Add in the fact that I liked Angels & Demons better -- you usually like the first book you read of the series more -- I am not entirely shocked about the rumors, or should I say reviews, beginning to circulate the net.
Da Vinci Code Reviews Surface
The first sign of trouble for The Da Vinci Code came when Sony figured it best if online publications were not allowed to view the film until the night before its opening. Ouch, talk about early damage control. Though the move by Sony does not instill confidence in moviegoers, it turns out that Sony's fears may be right on the money.
According to two reviews to surface on the web, The Da Vinci Code is anything but excellent.

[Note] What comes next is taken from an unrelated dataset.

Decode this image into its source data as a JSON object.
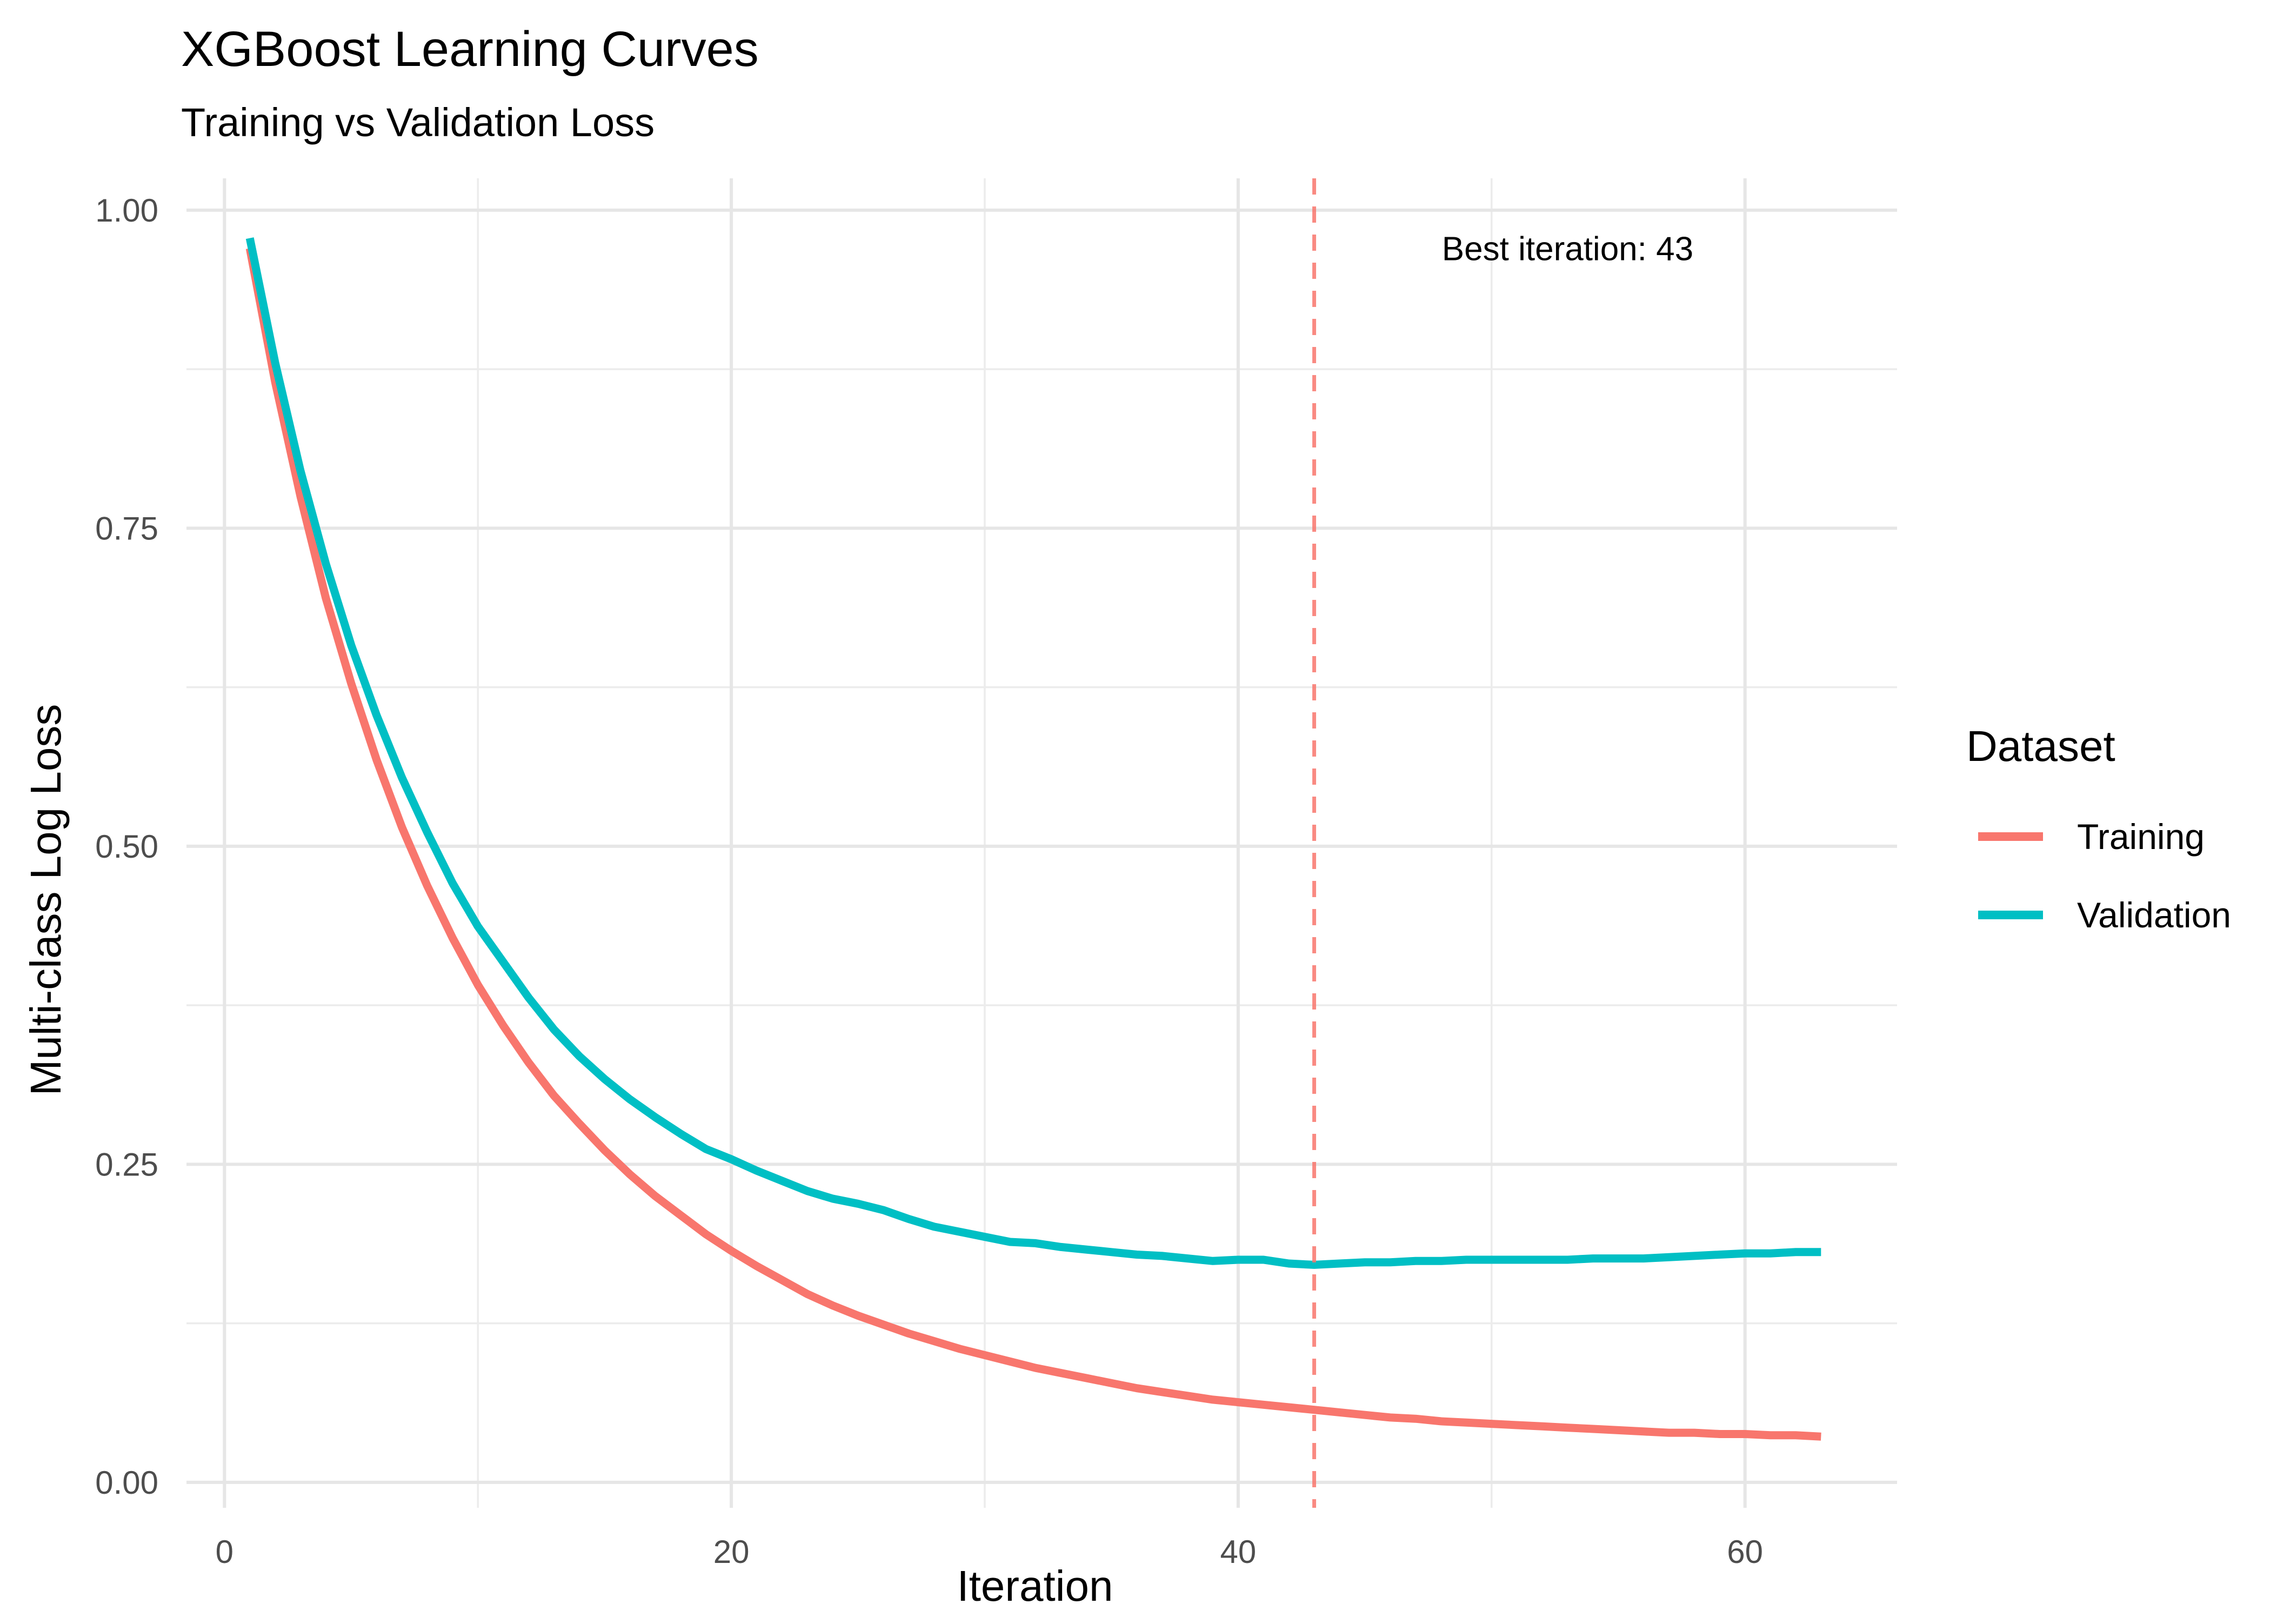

A pulpy page-turner in its original incarnation as a huge international bestseller has become a stodgy, grim thing in the exceedingly literal-minded film version of "The Da Vinci Code." Tackling head-on novelist Dan Brown's controversy-stirring thriller hinging on a subversively revisionist view of Jesus Christ's life, director Ron Howard and screenwriter Akiva Goldsman have conspired to drain any sense of fun out of the melodrama, leaving expectant audiences with an oppressively talky film that isn't exactly dull, but comes as close to it as one could imagine with such provocative material; result is perhaps the best thing the project's critics could have hoped for. Enormous public anticipation worldwide will result in explosive B.O. at the start in near-simultaneous release in most international territories, beginning May 17 in some countries -- day-and-date with the official Cannes opening-night preem -- and May 19 in the U.S. and elsewhere.
Howard proves a smart choice as a director because his middlebrow tastes inspire him to go for broad strokes and forget making any real sense of these logic-busters. But why did he allow such a solid, attractive cast to turn in such stiff, unappealing performances? Salvatore Totino's glistening cinematography, Allan Cameron's assured production design and Hans Zimmer's driving score are definitely pluses. Yet "Da Vinci" never rises to the level of a guilty pleasure. Too much guilt. Not enough pleasure.
I don't want to say it... but... they should have warmed up with Angels & Demons.
The Da Vinci Code comes to theatres on May 19th, 2006.